Jez Butterworth’s The River at the Royal Court: pre show thoughts and nerves

Tonight is the first preview of Jez Butterworth’s The River and we have tickets. No thanks to me as my attempts online were a complete and utter failure, but thanks to revstan who queued at the theatre (she wrote two lovely posts about the experience here and here – everything you wanted to know about the excitement of queuing and never dared to ask).

Very few productions deserve a pre performance post. Jez Butterworth’s The River is one of those productions. His next play after Jerusalem was always destined to be an event. But Royal Court left nothing to chance: the production (directed  by Ian Rickson, with a cast that includes Miranda Raison and Dominic West no less) plays at the Jerwood theatre upstairs. An 80 seater at the best of times, rumour has it that for this production it’s only 60 seats. Not much larger than someone’s living room. Most crucially tickets can only be purchased on the day of the performance. This decision, which penalises theatregoes who don’t live in London and regular Royal Court audiences, was, in my opinion, at best misguided, at worst cynical. What’s beyond doubt is the controversy it created. Along with the regular complains, discussion focused on the new practice of paid queuing. If Royal Court wanted to give everyone the same chance, you have to consider whether it achieved exactly the opposite.

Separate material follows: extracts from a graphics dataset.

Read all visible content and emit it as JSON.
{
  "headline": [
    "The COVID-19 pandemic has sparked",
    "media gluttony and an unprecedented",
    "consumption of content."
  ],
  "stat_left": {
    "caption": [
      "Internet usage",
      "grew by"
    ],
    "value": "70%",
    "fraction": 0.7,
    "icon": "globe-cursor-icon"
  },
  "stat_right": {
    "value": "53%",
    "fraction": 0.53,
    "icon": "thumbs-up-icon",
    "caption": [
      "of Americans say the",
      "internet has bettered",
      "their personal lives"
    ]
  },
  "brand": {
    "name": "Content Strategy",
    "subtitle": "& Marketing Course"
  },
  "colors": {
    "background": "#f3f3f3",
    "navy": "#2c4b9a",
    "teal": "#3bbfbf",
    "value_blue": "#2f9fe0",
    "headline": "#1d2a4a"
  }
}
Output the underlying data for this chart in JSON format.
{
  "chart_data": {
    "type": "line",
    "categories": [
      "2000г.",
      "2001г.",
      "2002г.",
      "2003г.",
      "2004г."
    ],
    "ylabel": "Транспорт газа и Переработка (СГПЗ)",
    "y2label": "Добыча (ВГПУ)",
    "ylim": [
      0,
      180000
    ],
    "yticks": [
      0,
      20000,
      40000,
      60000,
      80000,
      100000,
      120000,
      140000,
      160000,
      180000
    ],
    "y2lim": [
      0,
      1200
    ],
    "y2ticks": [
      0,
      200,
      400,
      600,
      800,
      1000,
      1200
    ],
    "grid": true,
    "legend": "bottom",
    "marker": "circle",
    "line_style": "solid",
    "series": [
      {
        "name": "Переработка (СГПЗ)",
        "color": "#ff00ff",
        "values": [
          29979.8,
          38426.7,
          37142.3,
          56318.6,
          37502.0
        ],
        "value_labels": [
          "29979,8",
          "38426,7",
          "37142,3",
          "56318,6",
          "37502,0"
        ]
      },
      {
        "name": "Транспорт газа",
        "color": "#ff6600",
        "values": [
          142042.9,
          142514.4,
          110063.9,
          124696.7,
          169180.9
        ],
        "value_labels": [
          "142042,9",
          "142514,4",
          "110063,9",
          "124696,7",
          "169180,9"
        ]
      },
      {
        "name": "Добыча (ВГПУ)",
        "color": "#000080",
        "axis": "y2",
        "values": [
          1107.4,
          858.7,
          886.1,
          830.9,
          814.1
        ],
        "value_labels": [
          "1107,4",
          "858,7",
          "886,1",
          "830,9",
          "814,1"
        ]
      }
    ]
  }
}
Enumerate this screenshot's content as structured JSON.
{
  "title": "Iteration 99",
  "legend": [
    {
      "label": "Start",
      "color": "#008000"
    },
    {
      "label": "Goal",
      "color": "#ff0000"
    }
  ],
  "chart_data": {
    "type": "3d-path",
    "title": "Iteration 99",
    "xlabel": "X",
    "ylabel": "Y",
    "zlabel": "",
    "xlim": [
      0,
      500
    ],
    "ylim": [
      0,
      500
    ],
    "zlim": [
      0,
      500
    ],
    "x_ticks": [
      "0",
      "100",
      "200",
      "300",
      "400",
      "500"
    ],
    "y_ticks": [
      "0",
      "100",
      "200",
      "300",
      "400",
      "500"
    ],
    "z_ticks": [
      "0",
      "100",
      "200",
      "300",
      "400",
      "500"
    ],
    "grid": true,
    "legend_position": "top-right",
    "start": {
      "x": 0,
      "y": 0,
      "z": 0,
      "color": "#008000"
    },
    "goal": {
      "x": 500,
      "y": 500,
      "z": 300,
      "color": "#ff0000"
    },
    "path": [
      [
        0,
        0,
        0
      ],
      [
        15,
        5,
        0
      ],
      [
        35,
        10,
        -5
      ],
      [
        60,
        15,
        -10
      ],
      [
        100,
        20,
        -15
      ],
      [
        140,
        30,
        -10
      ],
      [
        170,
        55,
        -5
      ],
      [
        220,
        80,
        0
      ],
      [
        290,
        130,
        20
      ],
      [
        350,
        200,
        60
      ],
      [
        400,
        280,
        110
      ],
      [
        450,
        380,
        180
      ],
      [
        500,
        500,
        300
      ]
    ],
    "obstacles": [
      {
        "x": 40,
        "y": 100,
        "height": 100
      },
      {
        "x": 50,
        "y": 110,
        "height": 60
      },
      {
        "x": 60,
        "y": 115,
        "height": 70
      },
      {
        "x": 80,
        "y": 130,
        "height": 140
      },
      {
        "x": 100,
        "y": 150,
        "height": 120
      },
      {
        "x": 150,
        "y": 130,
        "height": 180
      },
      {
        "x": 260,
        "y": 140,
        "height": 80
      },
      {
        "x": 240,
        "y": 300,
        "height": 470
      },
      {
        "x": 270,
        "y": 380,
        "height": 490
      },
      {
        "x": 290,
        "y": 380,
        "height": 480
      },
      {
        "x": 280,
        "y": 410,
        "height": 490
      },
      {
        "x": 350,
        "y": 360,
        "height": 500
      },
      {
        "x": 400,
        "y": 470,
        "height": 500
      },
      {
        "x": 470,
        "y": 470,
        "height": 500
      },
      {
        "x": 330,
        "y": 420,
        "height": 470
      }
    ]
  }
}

But today these objections don’t matter. Royal Court will be buzzing, very little is known about the play and we are all in for a surprise (one way or another). And I talked about nerves. My nerves that is. It’s the dread and excitement revstan has been talking about. I used to get very nervous going to the theatre. I could envisage myself in the place of the actor when something goes wrong and my heart would pound. I learned to enjoy this, nerves, butterflies and all. Live performance. This is what’s all about.

Update 20/10/2012: you can find my review of the production here.

2 responses to “Jez Butterworth’s The River at the Royal Court: pre show thoughts and nerves

  1. I hope you will enjoy it – it has the potential to be incredible. But I hate with a fiery passion what they’ve done in terms of the tickets. It is a ridiculous inversion of ‘the fans have all bought tickets regardless a year in advance’.

    • I am with you. I can’t see any justification for this policy, the only thing I can say in Royal Court’s defense is I think it was bad judgement and not cynical marketing (because even as a marketing stragegy it doesn’t work).